One of the advantages of being an incumbent, like Pandas, is third-party support. For example, using package Modin together with Pandas, we can partially parallelize a program [132]. Just by importing Modin, unmodified Pandas code will run in parallel. It is the most concise parallelization I have ever seen (compare it with MPI in Sec. 1.5).

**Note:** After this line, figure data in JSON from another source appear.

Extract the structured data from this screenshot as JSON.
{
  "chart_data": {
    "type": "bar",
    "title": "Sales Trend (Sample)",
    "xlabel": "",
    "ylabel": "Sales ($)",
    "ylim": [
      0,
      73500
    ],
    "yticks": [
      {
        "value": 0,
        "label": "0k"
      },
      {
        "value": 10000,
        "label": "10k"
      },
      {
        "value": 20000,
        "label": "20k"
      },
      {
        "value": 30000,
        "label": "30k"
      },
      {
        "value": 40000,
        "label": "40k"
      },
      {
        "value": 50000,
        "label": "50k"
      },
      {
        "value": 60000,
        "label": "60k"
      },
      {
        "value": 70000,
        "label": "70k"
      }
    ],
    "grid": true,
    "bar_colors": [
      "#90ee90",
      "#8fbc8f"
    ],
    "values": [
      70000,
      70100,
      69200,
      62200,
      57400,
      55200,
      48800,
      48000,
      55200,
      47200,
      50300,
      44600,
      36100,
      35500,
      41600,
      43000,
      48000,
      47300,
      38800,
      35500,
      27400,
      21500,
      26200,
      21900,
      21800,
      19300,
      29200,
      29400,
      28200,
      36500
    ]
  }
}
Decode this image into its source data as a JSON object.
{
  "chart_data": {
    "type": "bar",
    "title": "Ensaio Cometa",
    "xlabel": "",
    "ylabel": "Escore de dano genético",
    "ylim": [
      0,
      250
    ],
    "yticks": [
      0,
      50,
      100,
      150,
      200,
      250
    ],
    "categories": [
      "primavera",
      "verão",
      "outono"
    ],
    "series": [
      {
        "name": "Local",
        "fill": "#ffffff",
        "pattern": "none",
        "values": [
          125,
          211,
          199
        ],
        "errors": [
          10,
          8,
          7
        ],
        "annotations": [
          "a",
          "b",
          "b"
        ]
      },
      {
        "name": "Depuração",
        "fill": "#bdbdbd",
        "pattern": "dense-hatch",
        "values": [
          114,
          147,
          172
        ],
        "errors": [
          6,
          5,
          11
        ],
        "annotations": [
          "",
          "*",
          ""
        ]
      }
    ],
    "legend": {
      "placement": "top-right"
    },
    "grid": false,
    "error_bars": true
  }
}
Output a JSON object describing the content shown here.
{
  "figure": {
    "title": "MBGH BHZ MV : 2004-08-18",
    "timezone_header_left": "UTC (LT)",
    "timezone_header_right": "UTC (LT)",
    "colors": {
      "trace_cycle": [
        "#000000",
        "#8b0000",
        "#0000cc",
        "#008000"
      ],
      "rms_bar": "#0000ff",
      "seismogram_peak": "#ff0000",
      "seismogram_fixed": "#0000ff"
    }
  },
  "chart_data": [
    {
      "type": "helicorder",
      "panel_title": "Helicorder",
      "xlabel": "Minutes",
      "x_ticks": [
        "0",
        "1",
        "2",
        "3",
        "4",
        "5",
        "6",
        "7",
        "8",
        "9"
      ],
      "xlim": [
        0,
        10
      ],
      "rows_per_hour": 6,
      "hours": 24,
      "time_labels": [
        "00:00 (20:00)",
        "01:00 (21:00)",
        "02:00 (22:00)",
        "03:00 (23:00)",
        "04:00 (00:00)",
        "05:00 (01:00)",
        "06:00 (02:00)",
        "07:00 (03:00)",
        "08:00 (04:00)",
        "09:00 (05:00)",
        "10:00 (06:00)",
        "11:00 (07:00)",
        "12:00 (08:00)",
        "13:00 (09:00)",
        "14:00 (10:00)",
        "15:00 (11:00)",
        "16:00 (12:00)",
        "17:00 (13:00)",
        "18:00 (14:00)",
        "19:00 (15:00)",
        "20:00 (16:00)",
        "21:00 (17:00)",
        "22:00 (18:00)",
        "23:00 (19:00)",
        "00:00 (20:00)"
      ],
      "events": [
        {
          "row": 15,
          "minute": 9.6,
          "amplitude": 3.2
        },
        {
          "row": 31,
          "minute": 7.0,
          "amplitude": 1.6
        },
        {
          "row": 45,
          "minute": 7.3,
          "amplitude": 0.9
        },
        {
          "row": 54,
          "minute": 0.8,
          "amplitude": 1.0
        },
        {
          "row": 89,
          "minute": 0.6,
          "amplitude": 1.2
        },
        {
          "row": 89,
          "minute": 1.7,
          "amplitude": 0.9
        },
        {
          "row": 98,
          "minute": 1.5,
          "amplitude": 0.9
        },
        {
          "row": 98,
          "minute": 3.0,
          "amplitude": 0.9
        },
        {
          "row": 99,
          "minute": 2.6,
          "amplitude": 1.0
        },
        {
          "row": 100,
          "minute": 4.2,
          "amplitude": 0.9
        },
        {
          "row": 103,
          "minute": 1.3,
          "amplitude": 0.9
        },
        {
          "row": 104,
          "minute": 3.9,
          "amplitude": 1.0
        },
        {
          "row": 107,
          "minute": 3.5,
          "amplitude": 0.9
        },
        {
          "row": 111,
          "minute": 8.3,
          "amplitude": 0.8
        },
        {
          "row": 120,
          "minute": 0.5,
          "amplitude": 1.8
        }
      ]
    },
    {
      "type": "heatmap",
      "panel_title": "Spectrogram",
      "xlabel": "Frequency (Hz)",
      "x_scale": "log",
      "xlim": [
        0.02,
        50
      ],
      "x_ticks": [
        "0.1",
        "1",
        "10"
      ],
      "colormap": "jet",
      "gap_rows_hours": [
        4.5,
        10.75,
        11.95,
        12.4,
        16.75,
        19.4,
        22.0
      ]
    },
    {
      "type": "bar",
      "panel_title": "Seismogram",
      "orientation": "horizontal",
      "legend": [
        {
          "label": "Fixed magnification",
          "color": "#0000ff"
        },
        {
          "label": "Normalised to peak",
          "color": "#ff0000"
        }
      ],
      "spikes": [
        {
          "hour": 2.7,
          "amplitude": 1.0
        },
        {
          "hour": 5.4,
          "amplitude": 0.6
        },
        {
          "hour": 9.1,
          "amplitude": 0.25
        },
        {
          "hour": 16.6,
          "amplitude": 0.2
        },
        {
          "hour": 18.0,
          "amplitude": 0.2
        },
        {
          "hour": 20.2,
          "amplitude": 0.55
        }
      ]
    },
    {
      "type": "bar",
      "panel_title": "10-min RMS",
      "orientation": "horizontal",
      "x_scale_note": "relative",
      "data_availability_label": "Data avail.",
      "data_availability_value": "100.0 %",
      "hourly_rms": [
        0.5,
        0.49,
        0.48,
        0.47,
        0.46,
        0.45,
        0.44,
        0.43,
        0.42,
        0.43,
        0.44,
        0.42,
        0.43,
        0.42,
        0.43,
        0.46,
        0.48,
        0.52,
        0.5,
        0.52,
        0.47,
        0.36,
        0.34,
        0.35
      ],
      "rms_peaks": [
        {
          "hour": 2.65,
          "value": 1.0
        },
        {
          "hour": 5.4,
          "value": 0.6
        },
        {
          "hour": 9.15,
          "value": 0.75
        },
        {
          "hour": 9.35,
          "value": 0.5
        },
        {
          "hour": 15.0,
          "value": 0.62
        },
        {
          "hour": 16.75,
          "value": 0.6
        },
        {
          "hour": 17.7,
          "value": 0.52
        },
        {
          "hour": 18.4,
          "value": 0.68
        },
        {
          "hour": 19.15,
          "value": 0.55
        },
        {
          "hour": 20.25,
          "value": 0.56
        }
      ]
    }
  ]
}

1.2.10.2 Statistical Graphics

In statistical graphics, the quest for conciseness starts with its design, independent of any implementation. In The Visual Display of Quantitative Information, author Edward Tufte defined the data-ink ratio, the ratio of ink spent to display data vs. the total amount used in a chart, and recommended maximizing it [133]. It is a somewhat counterintuitive definition, as it may seem to encourage the use of heavy marks, like thick lines and large dots; this outcome, though, is prevented by another one of Tufte’s principles, that of data density — the number of data points per unit of area. The result is graphics that display lots of data with just enough ink, minimize and de-emphasize everything that isn’t data, like grids and scales, and eschew ornamentation altogether.

SimplexCT, a data analysis consultancy, provides a step-by-step example of transforming a chart that Tufte wouldn’t hesitate to call chartjunk into one following his principles [134]. Its starting point is full of useless and distracting graphical elements, as in Fig. 5.